Then Busch proceeded to show what kind of person he is, at least within the racing arena.

“I’d like to say something about racing now because it’s clear that not everyone knows what happens on the race track every week. There isn’t a race that goes by where someone doesn’t employ a racing tactic like Jimmy and I did to one another last week at Michigan. At a super speedway, you might try to take a guy’s air off his spoiler or loosen him up, or you might try to knock his fender in and make his car push."

“Just like a bump and run, its part of racing,” says Busch.

Busch says his contact with Spencer was all about maiming the competition. Damaging Spencer’s Dodge just enough to upset the handling, but not enough to send the car into the wall.

However, did Busch employ that tactic on any other driver during the race last week? Alternatively, was Spencer his only victim?

“No, I didn’t,” said Busch, when asked the question. “There are things that drivers do to gain a competitive advantage on the racetrack and that’s a classic way to try and gain a competitive advantage.”

One can only wonder how the rest of the Winston Cup garage will take the news that Busch believes it is okay to damage another car in the normal course of business.

In a subsequent press conference, Robby Gordon, known for his own issues, remarked it was good to know how Busch thinks.

“I know Jeff Gordon doesn’t race that way. Kevin Harvick doesn’t race that way and Tony Stewart doesn’t race that way. Cars are going to bump, but it should never be intentional,” said Gordon.

Only time will tell if Spencer plans to exact some measure of revenge against Busch on the racetrack. It won’t happen this weekend given the one-week suspension handed down by NASCAR.

And, even if Spencer forgets, which he never does the media is not about to forget the finger pointing Busch employed during his press conference.
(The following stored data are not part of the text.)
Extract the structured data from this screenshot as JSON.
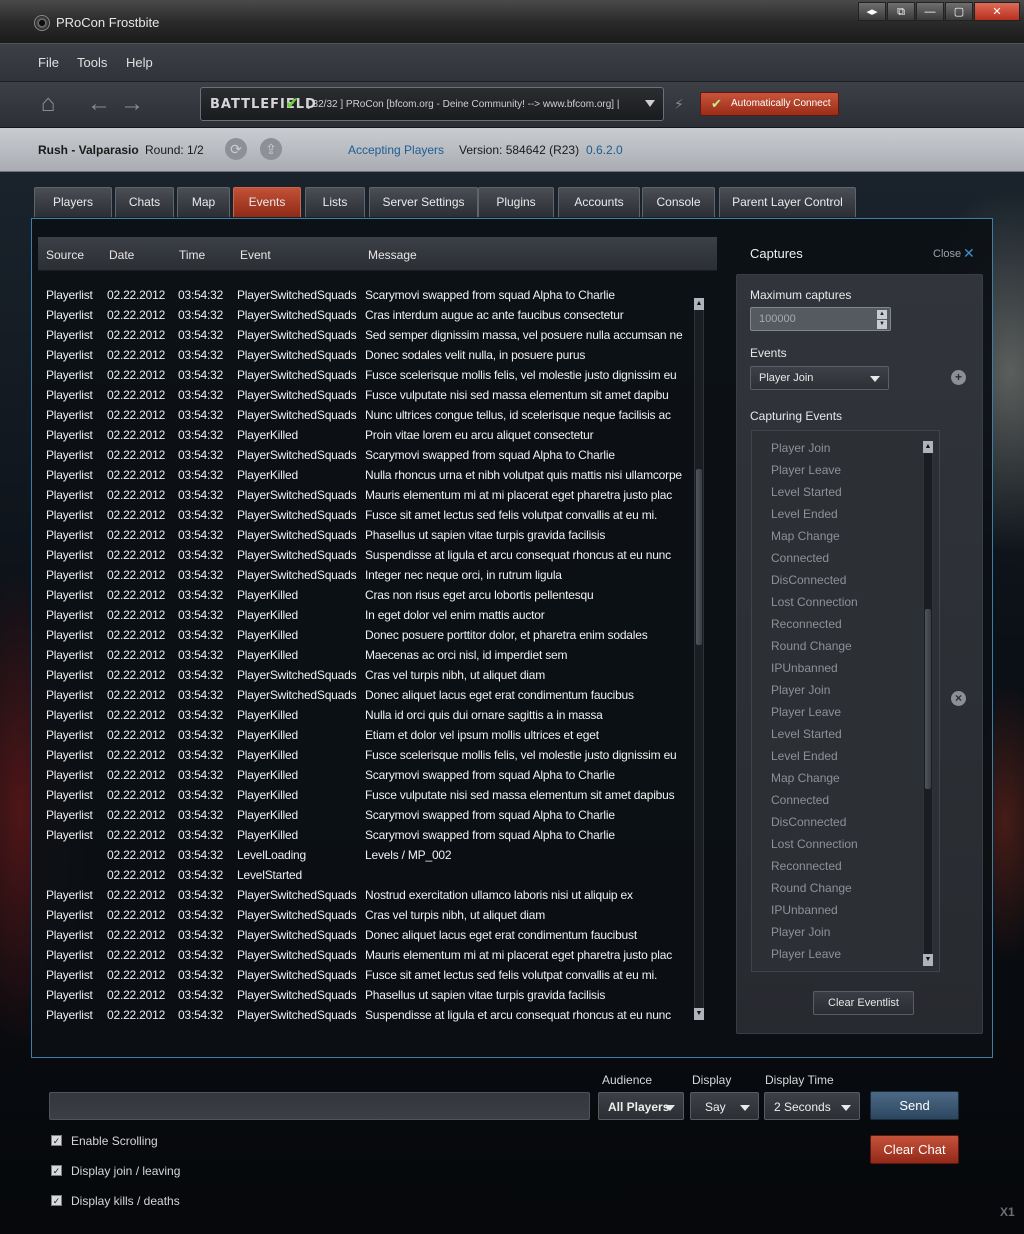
{
  "window": {
    "title": "PRoCon Frostbite",
    "buttons": [
      "◂▸",
      "⧉",
      "—",
      "▢",
      "✕"
    ]
  },
  "menu": [
    "File",
    "Tools",
    "Help"
  ],
  "nav": {
    "home_icon": "⌂",
    "back_icon": "←",
    "forward_icon": "→",
    "server_logo": "BATTLEFIELD",
    "server_check": "✔",
    "server_text": "[ 32/32 ] PRoCon [bfcom.org - Deine Community! --> www.bfcom.org] |",
    "plug_icon": "⚡",
    "auto_connect_check": "✔",
    "auto_connect_label": "Automatically Connect"
  },
  "status": {
    "map": "Rush - Valparasio",
    "round": "Round: 1/2",
    "refresh_icon": "⟳",
    "upload_icon": "⇪",
    "state": "Accepting Players",
    "version": "Version: 584642 (R23)",
    "procon_version": "0.6.2.0"
  },
  "tabs": [
    "Players",
    "Chats",
    "Map",
    "Events",
    "Lists",
    "Server Settings",
    "Plugins",
    "Accounts",
    "Console",
    "Parent Layer Control"
  ],
  "events_table": {
    "columns": [
      "Source",
      "Date",
      "Time",
      "Event",
      "Message"
    ],
    "rows": [
      [
        "Playerlist",
        "02.22.2012",
        "03:54:32",
        "PlayerSwitchedSquads",
        "Scarymovi swapped from squad Alpha to Charlie"
      ],
      [
        "Playerlist",
        "02.22.2012",
        "03:54:32",
        "PlayerSwitchedSquads",
        "Cras interdum augue ac ante faucibus consectetur"
      ],
      [
        "Playerlist",
        "02.22.2012",
        "03:54:32",
        "PlayerSwitchedSquads",
        "Sed semper dignissim massa, vel posuere nulla accumsan ne"
      ],
      [
        "Playerlist",
        "02.22.2012",
        "03:54:32",
        "PlayerSwitchedSquads",
        "Donec sodales velit nulla, in posuere purus"
      ],
      [
        "Playerlist",
        "02.22.2012",
        "03:54:32",
        "PlayerSwitchedSquads",
        "Fusce scelerisque mollis felis, vel molestie justo dignissim eu"
      ],
      [
        "Playerlist",
        "02.22.2012",
        "03:54:32",
        "PlayerSwitchedSquads",
        "Fusce vulputate nisi sed massa elementum sit amet dapibu"
      ],
      [
        "Playerlist",
        "02.22.2012",
        "03:54:32",
        "PlayerSwitchedSquads",
        "Nunc ultrices congue tellus, id scelerisque neque facilisis ac"
      ],
      [
        "Playerlist",
        "02.22.2012",
        "03:54:32",
        "PlayerKilled",
        "Proin vitae lorem eu arcu aliquet consectetur"
      ],
      [
        "Playerlist",
        "02.22.2012",
        "03:54:32",
        "PlayerSwitchedSquads",
        "Scarymovi swapped from squad Alpha to Charlie"
      ],
      [
        "Playerlist",
        "02.22.2012",
        "03:54:32",
        "PlayerKilled",
        "Nulla rhoncus urna et nibh volutpat quis mattis nisi ullamcorpe"
      ],
      [
        "Playerlist",
        "02.22.2012",
        "03:54:32",
        "PlayerSwitchedSquads",
        "Mauris elementum mi at mi placerat eget pharetra justo plac"
      ],
      [
        "Playerlist",
        "02.22.2012",
        "03:54:32",
        "PlayerSwitchedSquads",
        "Fusce sit amet lectus sed felis volutpat convallis at eu mi."
      ],
      [
        "Playerlist",
        "02.22.2012",
        "03:54:32",
        "PlayerSwitchedSquads",
        "Phasellus ut sapien vitae turpis gravida facilisis"
      ],
      [
        "Playerlist",
        "02.22.2012",
        "03:54:32",
        "PlayerSwitchedSquads",
        "Suspendisse at ligula et arcu consequat rhoncus at eu nunc"
      ],
      [
        "Playerlist",
        "02.22.2012",
        "03:54:32",
        "PlayerSwitchedSquads",
        "Integer nec neque orci, in rutrum ligula"
      ],
      [
        "Playerlist",
        "02.22.2012",
        "03:54:32",
        "PlayerKilled",
        "Cras non risus eget arcu lobortis pellentesqu"
      ],
      [
        "Playerlist",
        "02.22.2012",
        "03:54:32",
        "PlayerKilled",
        "In eget dolor vel enim mattis auctor"
      ],
      [
        "Playerlist",
        "02.22.2012",
        "03:54:32",
        "PlayerKilled",
        "Donec posuere porttitor dolor, et pharetra enim sodales"
      ],
      [
        "Playerlist",
        "02.22.2012",
        "03:54:32",
        "PlayerKilled",
        "Maecenas ac orci nisl, id imperdiet sem"
      ],
      [
        "Playerlist",
        "02.22.2012",
        "03:54:32",
        "PlayerSwitchedSquads",
        "Cras vel turpis nibh, ut aliquet diam"
      ],
      [
        "Playerlist",
        "02.22.2012",
        "03:54:32",
        "PlayerSwitchedSquads",
        "Donec aliquet lacus eget erat condimentum faucibus"
      ],
      [
        "Playerlist",
        "02.22.2012",
        "03:54:32",
        "PlayerKilled",
        "Nulla id orci quis dui ornare sagittis a in massa"
      ],
      [
        "Playerlist",
        "02.22.2012",
        "03:54:32",
        "PlayerKilled",
        "Etiam et dolor vel ipsum mollis ultrices et eget"
      ],
      [
        "Playerlist",
        "02.22.2012",
        "03:54:32",
        "PlayerKilled",
        "Fusce scelerisque mollis felis, vel molestie justo dignissim eu"
      ],
      [
        "Playerlist",
        "02.22.2012",
        "03:54:32",
        "PlayerKilled",
        "Scarymovi swapped from squad Alpha to Charlie"
      ],
      [
        "Playerlist",
        "02.22.2012",
        "03:54:32",
        "PlayerKilled",
        "Fusce vulputate nisi sed massa elementum sit amet dapibus"
      ],
      [
        "Playerlist",
        "02.22.2012",
        "03:54:32",
        "PlayerKilled",
        "Scarymovi swapped from squad Alpha to Charlie"
      ],
      [
        "Playerlist",
        "02.22.2012",
        "03:54:32",
        "PlayerKilled",
        "Scarymovi swapped from squad Alpha to Charlie"
      ],
      [
        "",
        "02.22.2012",
        "03:54:32",
        "LevelLoading",
        "Levels / MP_002"
      ],
      [
        "",
        "02.22.2012",
        "03:54:32",
        "LevelStarted",
        ""
      ],
      [
        "Playerlist",
        "02.22.2012",
        "03:54:32",
        "PlayerSwitchedSquads",
        "Nostrud exercitation ullamco laboris nisi ut aliquip ex"
      ],
      [
        "Playerlist",
        "02.22.2012",
        "03:54:32",
        "PlayerSwitchedSquads",
        "Cras vel turpis nibh, ut aliquet diam"
      ],
      [
        "Playerlist",
        "02.22.2012",
        "03:54:32",
        "PlayerSwitchedSquads",
        "Donec aliquet lacus eget erat condimentum faucibust"
      ],
      [
        "Playerlist",
        "02.22.2012",
        "03:54:32",
        "PlayerSwitchedSquads",
        "Mauris elementum mi at mi placerat eget pharetra justo plac"
      ],
      [
        "Playerlist",
        "02.22.2012",
        "03:54:32",
        "PlayerSwitchedSquads",
        "Fusce sit amet lectus sed felis volutpat convallis at eu mi."
      ],
      [
        "Playerlist",
        "02.22.2012",
        "03:54:32",
        "PlayerSwitchedSquads",
        "Phasellus ut sapien vitae turpis gravida facilisis"
      ],
      [
        "Playerlist",
        "02.22.2012",
        "03:54:32",
        "PlayerSwitchedSquads",
        "Suspendisse at ligula et arcu consequat rhoncus at eu nunc"
      ]
    ]
  },
  "captures": {
    "title": "Captures",
    "close_label": "Close",
    "close_icon": "✕",
    "max_label": "Maximum captures",
    "max_value": "100000",
    "spin_up": "▲",
    "spin_down": "▼",
    "events_label": "Events",
    "events_selected": "Player Join",
    "add_icon": "+",
    "remove_icon": "×",
    "capturing_label": "Capturing Events",
    "capturing_events": [
      "Player Join",
      "Player Leave",
      "Level Started",
      "Level Ended",
      "Map Change",
      "Connected",
      "DisConnected",
      "Lost Connection",
      "Reconnected",
      "Round Change",
      "IPUnbanned",
      "Player Join",
      "Player Leave",
      "Level Started",
      "Level Ended",
      "Map Change",
      "Connected",
      "DisConnected",
      "Lost Connection",
      "Reconnected",
      "Round Change",
      "IPUnbanned",
      "Player Join",
      "Player Leave"
    ],
    "clear_label": "Clear Eventlist"
  },
  "chat": {
    "input_value": "",
    "audience_label": "Audience",
    "audience_value": "All Players",
    "display_label": "Display",
    "display_value": "Say",
    "display_time_label": "Display Time",
    "display_time_value": "2 Seconds",
    "send_label": "Send",
    "clear_label": "Clear Chat",
    "options": [
      {
        "label": "Enable Scrolling",
        "checked": true
      },
      {
        "label": "Display join / leaving",
        "checked": true
      },
      {
        "label": "Display kills / deaths",
        "checked": true
      }
    ],
    "check_glyph": "✓"
  },
  "corner_tag": "X1"
}
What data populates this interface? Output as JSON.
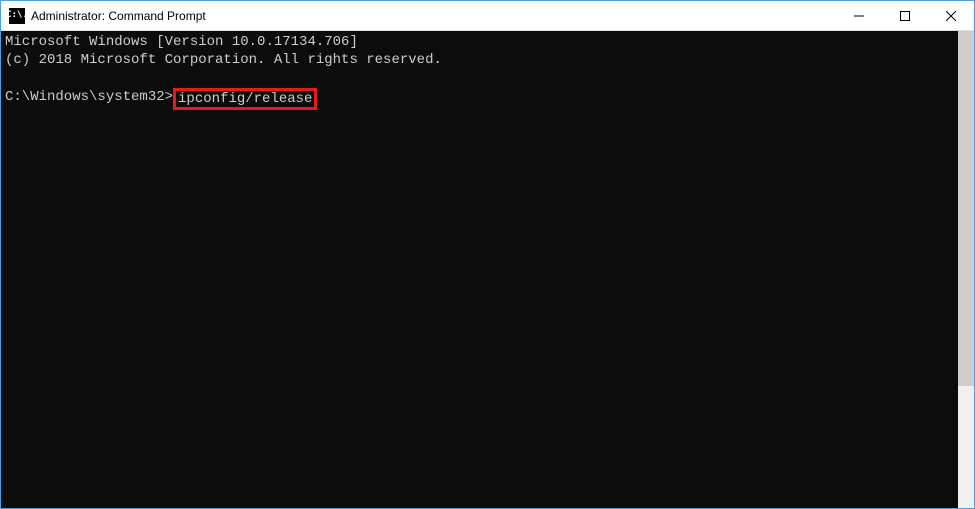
{
  "window": {
    "title": "Administrator: Command Prompt",
    "icon_text": "C:\\."
  },
  "console": {
    "line1": "Microsoft Windows [Version 10.0.17134.706]",
    "line2": "(c) 2018 Microsoft Corporation. All rights reserved.",
    "blank": "",
    "prompt": "C:\\Windows\\system32>",
    "command": "ipconfig/release"
  },
  "highlight": {
    "color": "#e31b1b"
  }
}
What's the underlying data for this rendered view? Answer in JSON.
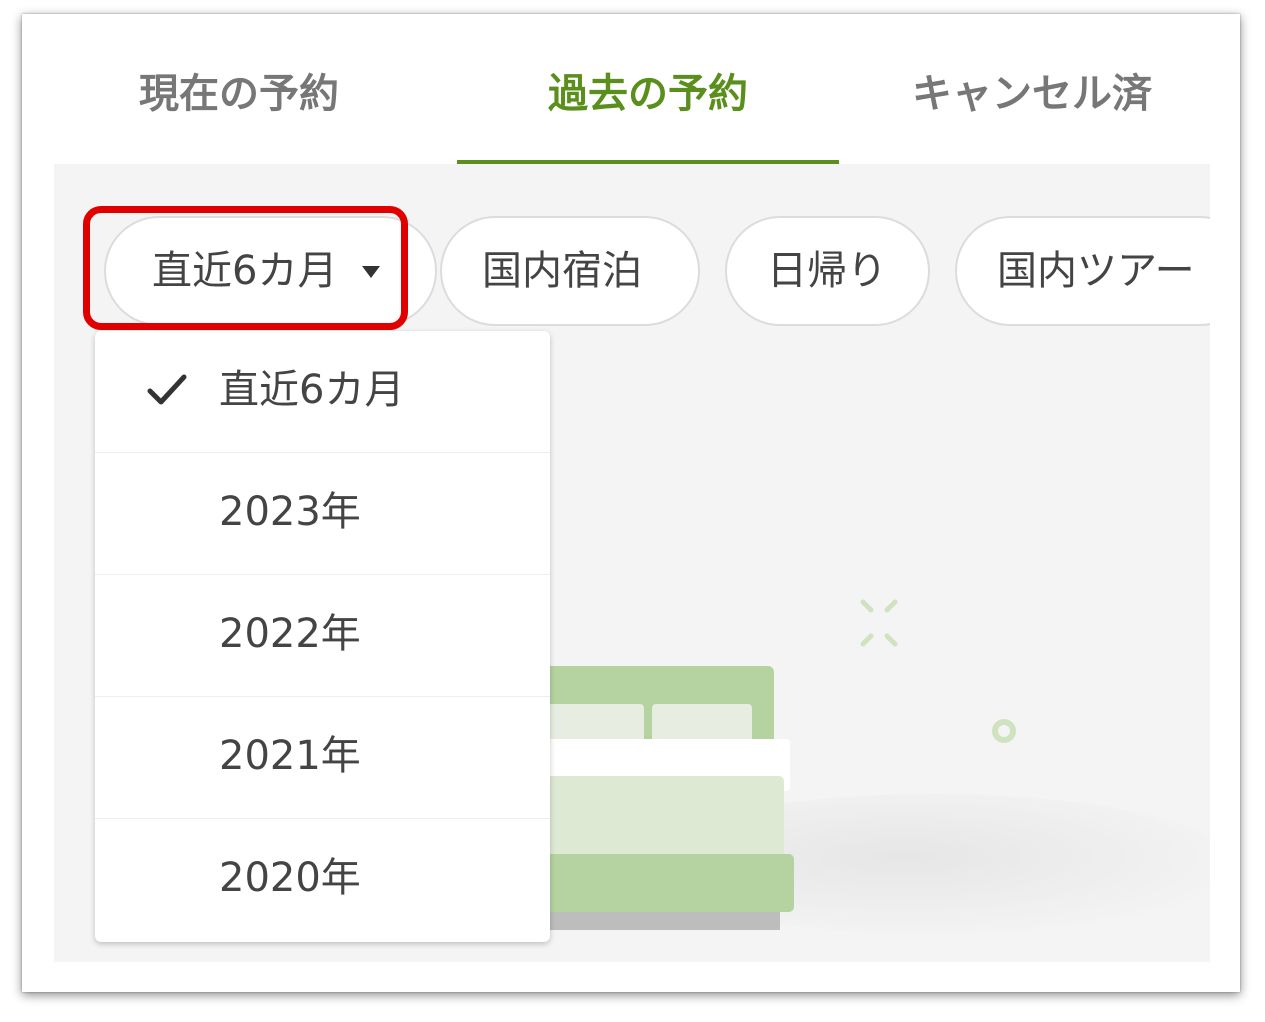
{
  "tabs": [
    {
      "label": "現在の予約",
      "active": false
    },
    {
      "label": "過去の予約",
      "active": true
    },
    {
      "label": "キャンセル済",
      "active": false
    }
  ],
  "filter_chips": {
    "period": {
      "label": "直近6カ月",
      "icon": "caret-down-icon"
    },
    "domestic_stay": {
      "label": "国内宿泊"
    },
    "day_trip": {
      "label": "日帰り"
    },
    "domestic_tour": {
      "label": "国内ツアー"
    }
  },
  "period_dropdown": {
    "options": [
      {
        "label": "直近6カ月",
        "selected": true
      },
      {
        "label": "2023年",
        "selected": false
      },
      {
        "label": "2022年",
        "selected": false
      },
      {
        "label": "2021年",
        "selected": false
      },
      {
        "label": "2020年",
        "selected": false
      }
    ]
  },
  "colors": {
    "accent": "#5a8f1c",
    "highlight": "#e00000",
    "illustration_green": "#b5d3a0"
  }
}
“Let me ask you, the media, a question,” stated Busch. “I don’t understand what the difference is with your guys when Spencer and I are racing or when you have a situation like I did in the spring at Darlington with Ricky Craven?”

Maybe someone should point out to Busch the difference between two drivers battling for the win in the final laps of a race versus the deliberate unsuccessful attempt to bend the fenders of another driver before the race has even reached the halfway mark.